My husband had a good job in the factory, but the factory would lay off. We did a couple of hits on welfare, but not for long. I worked for about 33 years of my marriage. I started working for the city (of Detroit) as a typist, then I went to Metropolitan Hospital as a medical transcriptionist.
We stayed on Seward on the west side (in a four-family flat owned by my mother-in-law), so she kept the children when I worked and another lady from the church helped me. Thank God I was young and I could juggle all that.
Around 1960, we moved to the east side—Warren and Conner, to the Parkside Projects. Actually for me, it was a dream come true. It was a beautiful place, very spacious for kids to go out and play. I was so happy to live there. We stayed there until we saved enough money to buy our own home around 1963, on Woodingham and Seven Mile between Wyoming and Livernois.
Did you eat dinner together as a family, and did you talk about current events?
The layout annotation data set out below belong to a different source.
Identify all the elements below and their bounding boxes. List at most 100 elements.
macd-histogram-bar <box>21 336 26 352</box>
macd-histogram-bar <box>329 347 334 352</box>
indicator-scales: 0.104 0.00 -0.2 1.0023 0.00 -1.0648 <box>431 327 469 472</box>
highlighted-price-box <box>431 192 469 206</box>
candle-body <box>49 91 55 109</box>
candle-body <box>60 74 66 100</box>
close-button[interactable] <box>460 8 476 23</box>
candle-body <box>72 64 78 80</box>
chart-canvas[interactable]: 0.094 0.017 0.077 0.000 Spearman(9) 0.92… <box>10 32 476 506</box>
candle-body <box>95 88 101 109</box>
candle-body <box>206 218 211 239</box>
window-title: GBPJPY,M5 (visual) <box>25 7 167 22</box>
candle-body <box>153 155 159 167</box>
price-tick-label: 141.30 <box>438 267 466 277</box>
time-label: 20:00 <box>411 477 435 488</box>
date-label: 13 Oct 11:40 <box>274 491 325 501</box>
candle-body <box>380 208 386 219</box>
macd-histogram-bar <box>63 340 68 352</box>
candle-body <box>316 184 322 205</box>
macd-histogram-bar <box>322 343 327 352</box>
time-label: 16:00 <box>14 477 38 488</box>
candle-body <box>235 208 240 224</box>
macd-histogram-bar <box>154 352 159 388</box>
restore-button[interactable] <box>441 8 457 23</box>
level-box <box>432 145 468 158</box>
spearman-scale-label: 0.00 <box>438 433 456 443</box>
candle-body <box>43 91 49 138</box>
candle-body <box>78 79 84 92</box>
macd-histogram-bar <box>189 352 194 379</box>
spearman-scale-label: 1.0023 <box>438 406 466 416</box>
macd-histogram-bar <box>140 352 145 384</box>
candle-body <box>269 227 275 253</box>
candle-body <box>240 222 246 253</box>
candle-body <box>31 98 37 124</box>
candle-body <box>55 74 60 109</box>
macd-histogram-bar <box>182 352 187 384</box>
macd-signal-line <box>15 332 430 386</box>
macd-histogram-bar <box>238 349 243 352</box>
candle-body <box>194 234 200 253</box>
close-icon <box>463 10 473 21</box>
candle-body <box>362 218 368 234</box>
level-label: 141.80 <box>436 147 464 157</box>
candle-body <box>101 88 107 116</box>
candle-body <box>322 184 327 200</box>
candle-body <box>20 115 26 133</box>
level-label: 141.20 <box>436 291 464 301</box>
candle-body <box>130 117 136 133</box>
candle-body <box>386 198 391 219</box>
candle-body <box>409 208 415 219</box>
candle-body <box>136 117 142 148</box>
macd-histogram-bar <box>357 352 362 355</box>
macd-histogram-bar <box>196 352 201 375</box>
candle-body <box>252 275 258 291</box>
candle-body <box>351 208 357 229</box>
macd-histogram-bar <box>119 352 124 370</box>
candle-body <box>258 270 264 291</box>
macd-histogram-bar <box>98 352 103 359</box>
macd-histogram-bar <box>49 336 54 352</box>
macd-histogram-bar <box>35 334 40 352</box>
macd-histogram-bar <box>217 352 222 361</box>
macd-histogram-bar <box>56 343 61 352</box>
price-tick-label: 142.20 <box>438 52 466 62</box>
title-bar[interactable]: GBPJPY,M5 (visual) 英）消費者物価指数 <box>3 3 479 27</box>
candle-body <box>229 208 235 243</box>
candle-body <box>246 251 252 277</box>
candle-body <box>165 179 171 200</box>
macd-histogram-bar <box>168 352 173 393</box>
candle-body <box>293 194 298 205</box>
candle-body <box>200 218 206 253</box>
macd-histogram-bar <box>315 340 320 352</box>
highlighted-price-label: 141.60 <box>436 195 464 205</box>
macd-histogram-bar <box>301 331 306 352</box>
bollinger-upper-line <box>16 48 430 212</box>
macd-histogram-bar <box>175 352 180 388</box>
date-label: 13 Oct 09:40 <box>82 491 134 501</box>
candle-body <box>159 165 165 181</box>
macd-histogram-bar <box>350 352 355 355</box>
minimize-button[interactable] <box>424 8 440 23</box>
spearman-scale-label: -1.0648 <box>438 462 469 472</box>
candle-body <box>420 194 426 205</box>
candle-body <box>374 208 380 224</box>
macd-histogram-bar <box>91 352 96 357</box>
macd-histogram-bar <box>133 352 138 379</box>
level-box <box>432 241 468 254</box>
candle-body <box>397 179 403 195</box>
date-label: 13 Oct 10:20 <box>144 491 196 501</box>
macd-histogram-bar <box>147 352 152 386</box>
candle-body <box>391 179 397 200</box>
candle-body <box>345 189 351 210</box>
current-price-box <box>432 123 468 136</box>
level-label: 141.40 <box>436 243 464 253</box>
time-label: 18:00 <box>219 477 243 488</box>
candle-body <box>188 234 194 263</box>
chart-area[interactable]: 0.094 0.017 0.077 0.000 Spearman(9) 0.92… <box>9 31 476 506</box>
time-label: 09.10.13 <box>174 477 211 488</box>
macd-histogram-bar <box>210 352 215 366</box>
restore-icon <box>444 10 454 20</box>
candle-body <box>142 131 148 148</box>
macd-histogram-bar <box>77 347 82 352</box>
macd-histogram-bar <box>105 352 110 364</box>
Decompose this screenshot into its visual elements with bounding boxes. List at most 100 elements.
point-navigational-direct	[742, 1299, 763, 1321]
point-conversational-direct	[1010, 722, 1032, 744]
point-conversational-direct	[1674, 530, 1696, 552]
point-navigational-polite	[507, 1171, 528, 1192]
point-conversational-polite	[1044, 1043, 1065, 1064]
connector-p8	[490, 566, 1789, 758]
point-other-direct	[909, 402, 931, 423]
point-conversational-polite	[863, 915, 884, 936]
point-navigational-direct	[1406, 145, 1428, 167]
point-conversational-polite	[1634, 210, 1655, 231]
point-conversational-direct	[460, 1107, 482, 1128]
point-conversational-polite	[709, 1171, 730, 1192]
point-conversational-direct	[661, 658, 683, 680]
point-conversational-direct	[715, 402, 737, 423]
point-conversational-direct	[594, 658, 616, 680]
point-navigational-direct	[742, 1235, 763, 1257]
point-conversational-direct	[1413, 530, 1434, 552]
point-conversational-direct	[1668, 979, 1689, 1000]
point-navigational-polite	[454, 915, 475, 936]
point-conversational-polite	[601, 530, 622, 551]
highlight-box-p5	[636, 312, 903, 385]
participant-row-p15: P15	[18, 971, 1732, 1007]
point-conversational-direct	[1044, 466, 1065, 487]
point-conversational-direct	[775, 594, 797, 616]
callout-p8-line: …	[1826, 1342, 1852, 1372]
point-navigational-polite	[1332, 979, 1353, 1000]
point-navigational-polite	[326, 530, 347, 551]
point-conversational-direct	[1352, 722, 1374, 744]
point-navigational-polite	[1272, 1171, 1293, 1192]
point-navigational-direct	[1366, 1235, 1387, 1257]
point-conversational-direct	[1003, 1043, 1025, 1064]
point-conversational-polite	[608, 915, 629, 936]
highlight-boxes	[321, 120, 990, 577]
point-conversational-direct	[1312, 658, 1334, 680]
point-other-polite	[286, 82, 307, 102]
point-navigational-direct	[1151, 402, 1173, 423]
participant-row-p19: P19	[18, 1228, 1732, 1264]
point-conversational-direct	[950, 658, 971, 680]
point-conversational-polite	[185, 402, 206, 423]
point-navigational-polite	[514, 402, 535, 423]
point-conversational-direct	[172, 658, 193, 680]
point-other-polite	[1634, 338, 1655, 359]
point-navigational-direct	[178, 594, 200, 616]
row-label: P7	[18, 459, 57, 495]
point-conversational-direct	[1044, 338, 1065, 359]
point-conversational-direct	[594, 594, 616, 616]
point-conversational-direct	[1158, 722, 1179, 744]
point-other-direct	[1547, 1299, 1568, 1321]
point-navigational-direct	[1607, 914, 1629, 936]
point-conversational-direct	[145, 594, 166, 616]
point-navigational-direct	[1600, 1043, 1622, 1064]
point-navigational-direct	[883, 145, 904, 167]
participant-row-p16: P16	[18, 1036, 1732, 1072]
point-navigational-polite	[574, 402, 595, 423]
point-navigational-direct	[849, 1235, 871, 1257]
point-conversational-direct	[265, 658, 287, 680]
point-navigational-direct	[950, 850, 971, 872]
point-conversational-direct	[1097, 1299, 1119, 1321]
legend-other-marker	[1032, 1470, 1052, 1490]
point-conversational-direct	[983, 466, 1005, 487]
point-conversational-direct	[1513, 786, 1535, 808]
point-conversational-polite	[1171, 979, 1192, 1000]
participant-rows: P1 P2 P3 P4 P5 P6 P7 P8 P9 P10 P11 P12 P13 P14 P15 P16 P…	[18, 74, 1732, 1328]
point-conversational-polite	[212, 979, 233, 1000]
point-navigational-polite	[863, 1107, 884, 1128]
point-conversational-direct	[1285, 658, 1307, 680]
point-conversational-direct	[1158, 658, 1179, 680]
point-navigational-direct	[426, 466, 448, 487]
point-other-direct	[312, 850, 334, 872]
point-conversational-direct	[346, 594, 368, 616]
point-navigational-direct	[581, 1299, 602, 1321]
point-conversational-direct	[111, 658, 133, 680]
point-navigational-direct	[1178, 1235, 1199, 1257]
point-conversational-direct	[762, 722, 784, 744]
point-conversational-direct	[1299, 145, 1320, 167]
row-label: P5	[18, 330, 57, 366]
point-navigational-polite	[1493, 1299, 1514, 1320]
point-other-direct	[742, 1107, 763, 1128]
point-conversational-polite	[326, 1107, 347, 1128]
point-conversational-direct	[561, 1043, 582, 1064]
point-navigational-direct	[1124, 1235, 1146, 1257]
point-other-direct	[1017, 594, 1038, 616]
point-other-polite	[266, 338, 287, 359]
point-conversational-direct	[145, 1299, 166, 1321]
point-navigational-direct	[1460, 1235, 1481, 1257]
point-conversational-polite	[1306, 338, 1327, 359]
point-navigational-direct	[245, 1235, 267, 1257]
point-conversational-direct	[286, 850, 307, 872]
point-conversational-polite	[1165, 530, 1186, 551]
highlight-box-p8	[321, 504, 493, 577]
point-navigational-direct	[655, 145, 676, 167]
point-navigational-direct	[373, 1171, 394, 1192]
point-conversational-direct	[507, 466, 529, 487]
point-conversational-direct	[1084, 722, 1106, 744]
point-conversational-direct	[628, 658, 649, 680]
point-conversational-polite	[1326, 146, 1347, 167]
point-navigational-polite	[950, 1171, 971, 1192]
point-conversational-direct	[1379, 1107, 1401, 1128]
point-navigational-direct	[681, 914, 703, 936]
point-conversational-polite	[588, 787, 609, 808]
When the children were little, we did have dinner together every day. I loved to do that. Every day, I would cook dinner: spaghetti, beans, roast beef, pork chops. I had to plan the menu for the whole week. That's a job when you have an army to cook for. Those boys ate like men!
When the children started getting older, we'd have dinner at church on Sunday. Sometimes on Saturday, we'd have something different, like hot dogs or McDonald's.
We'd all eat at the table together and we'd talk about (the civil rights movement, Dr. Martin Luther King Jr., President John F. Kennedy, the Vietnam War). Most of the boys were older, so they even had projects in school, so we talked about that even as we sat around the TV watching it unfolding.
There was a lot of history happening. When Dr. King marched in Detroit (in 1963), we watched on television.
Raising children in such a changing world was quite a job. It was so wonderful that we were grounded in the church and the doctrine, because the Bible speaks to the changes that are coming on the world.
At one time, things were happening so fast with all the assassinations. It would kind of shake you a little bit. Being grounded in the church, you couldn't stay shaken for a long time. You could explain to (the children) by the Word, and how much more important it is to know that there's a God on your side in times like that.
Even today, with (the Boston Marathon bombings), to know that you're still safe in the arms of the Lord is comforting.